El mundo se desdibujó entre fiebre y un sabor a frambuesa artificial en la enfermería. La pastilla rosa que la enfermera, con prisas, me dio por error, debía ser para otra persona. Ese día me convertí en mujer y ha pasado un año desde entonces, el recuerdo de aquel día palidece frente a la mujer que me mira desde el espejo.
Al principio, todo fue un eco de lo que fui. Cada mirada masculina en la calle era un alfilerazo, mi nueva estatura una jaula de cristal. La confirmación llegó con un frasco de mayonesa en la cocina de la oficina; mis manos, ahora pequeñas y de dedos más delgados, resbalaron sobre la tapa. Por primera vez, no pude abrir algo por mí misma. La fragilidad se instaló en mis huesos como un invierno permanente.
Pero el tiempo curva la realidad hasta hacerla habitable.
Descubrí que las faldas son frescas y liberadoras, que el viento juguetea con la tela de una manera que los pantalones nunca permitieron. Y en la oficina, el cambio fue sutil. Los saludos de beso en la mejilla que me daban mis compañeros hombres, antes eran impensables y ahora llevaban una calidez nueva. Algunos chicos empezaron a dejar pequeños tributos en mi escritorio: una flor de jacarandá en un vaso de agua, un chocolate con una notita que decía "eres muy guapa".
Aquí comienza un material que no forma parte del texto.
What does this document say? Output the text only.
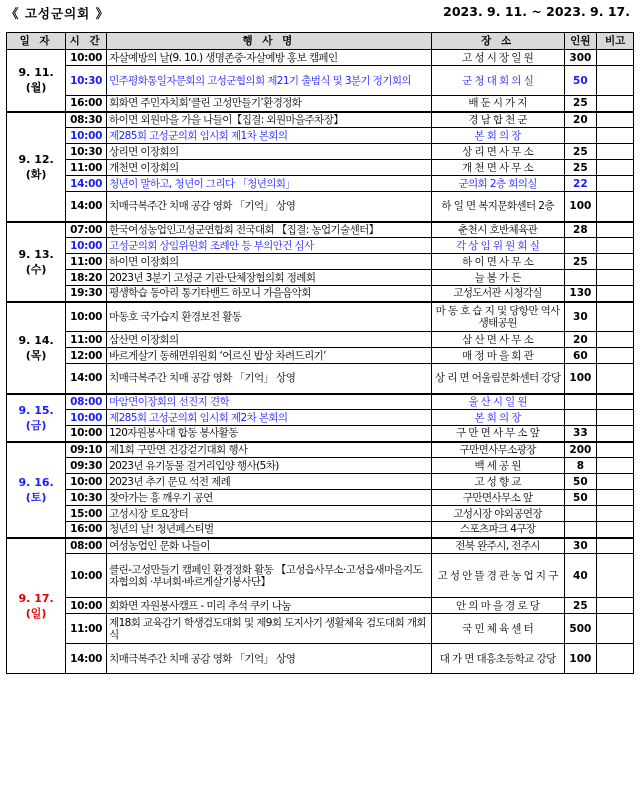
《 고성군의회 》	2023. 9. 11. ~ 2023. 9. 17.
일 자	시 간	행 사 명	장 소	인원	비고

9. 11.
(월)	10:00	자살예방의 날(9. 10.) 생명존중·자살예방 홍보 캠페인	고 성 시 장 일 원	300	
	10:30	민주평화통일자문회의 고성군협의회 제21기 출범식 및 3분기 정기회의	군 청 대 회 의 실	50	
	16:00	회화면 주민자치회‘클린 고성만들기’환경정화	배 둔 시 가 지	25	

9. 12.
(화)	08:30	하이면 외원마을 가을 나들이【집결: 외원마을주차장】	경 남 합 천 군	20	
	10:00	제285회 고성군의회 임시회 제1차 본회의	본 회 의 장		
	10:30	상리면 이장회의	상 리 면 사 무 소	25	
	11:00	개천면 이장회의	개 천 면 사 무 소	25	
	14:00	청년이 말하고, 청년이 그리다 「청년의회」	군의회 2층 회의실	22	
	14:00	치매극복주간 치매 공감 영화 「기억」 상영	하 일 면 복지문화센터 2층	100	

9. 13.
(수)	07:00	한국여성농업인고성군연합회 전국대회 【집결: 농업기술센터】	춘천시 호반체육관	28	
	10:00	고성군의회 상임위원회 조례안 등 부의안건 심사	각 상 임 위 원 회 실		
	11:00	하이면 이장회의	하 이 면 사 무 소	25	
	18:20	2023년 3분기 고성군 기관·단체장협의회 정례회	늘 봄 가 든		
	19:30	평생학습 동아리 통기타밴드 하모니 가을음악회	고성도서관 시청각실	130	

9. 14.
(목)	10:00	마동호 국가습지 환경보전 활동	마 동 호 습 지 및 당항만 역사생태공원	30	
	11:00	삼산면 이장회의	삼 산 면 사 무 소	20	
	12:00	바르게살기 동해면위원회 ‘어르신 밥상 차려드리기’	매 정 마 을 회 관	60	
	14:00	치매극복주간 치매 공감 영화 「기억」 상영	상 리 면 어울림문화센터 강당	100	

9. 15.
(금)	08:00	마암면이장회의 선진지 견학	울 산 시 일 원		
	10:00	제285회 고성군의회 임시회 제2차 본회의	본 회 의 장		
	10:00	120자원봉사대 합동 봉사활동	구 만 면 사 무 소 앞	33	

9. 16.
(토)	09:10	제1회 구만면 건강걷기대회 행사	구만면사무소광장	200	
	09:30	2023년 유기동물 걸거리입양 행사(5차)	백 세 공 원	8	
	10:00	2023년 추기 문묘 석전 제례	고 성 향 교	50	
	10:30	찾아가는 흥 깨우기 공연	구만면사무소 앞	50	
	15:00	고성시장 토요장터	고성시장 야외공연장		
	16:00	청년의 날! 청년페스티벌	스포츠파크 4구장		

9. 17.
(일)	08:00	여성농업인 문화 나들이	전북 완주시, 전주시	30	
	10:00	클린-고성만들기 캠페인 환경정화 활동 【고성읍사무소·고성읍새마을지도자협의회 ·부녀회·바르게살기봉사단】	고 성 안 뜰 경 관 농 업 지 구	40	
	10:00	회화면 자원봉사캠프 - 미리 추석 쿠키 나눔	안 의 마 을 경 로 당	25	
	11:00	제18회 교육감기 학생검도대회 및 제9회 도지사기 생활체육 검도대회 개회식	국 민 체 육 센 터	500	
	14:00	치매극복주간 치매 공감 영화 「기억」 상영	대 가 면 대흥초등학교 강당	100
Al principio, me molestó. Hasta que un día, no lo hizo. Me sentí… halagada. Viva.
Fue así como acepté la cita con Carlos, de contabilidad, el de la sonrisa fácil que siempre tenía un dulce para mí.
Ahora estoy aquí, en un bar con un vestido corto y entallado, y su mano ha encontrado mi cintura sobre la silla. Es una mano ancha, que casi abarca el nuevo arco de mi cadera. Su voz, un susurro ronco y grave que se hunde en mi oído como miel espesa, me dice que mis ojos lo pierden.
Y lo más increíble, lo que revela la profundidad del cambio, es mi propia respuesta. Un calor húmedo y ajeno, pero que me pertenece, florece entre mis piernas. Es una caricia interna, un latido anticipado. Esta piel que me fue impuesta ahora se estremece, demandando más.
Ya no lucho contra este cuerpo. Lo escucho.
Y cuando sus dedos se aprietan ligeramente sobre mi hueso de la cadera, sé que esta noche, por pura y tremenda curiosidad, voy a dejar que Carlos entre en el territorio inexplorado de mi sexo. Dejaré que me haga suya por primera vez.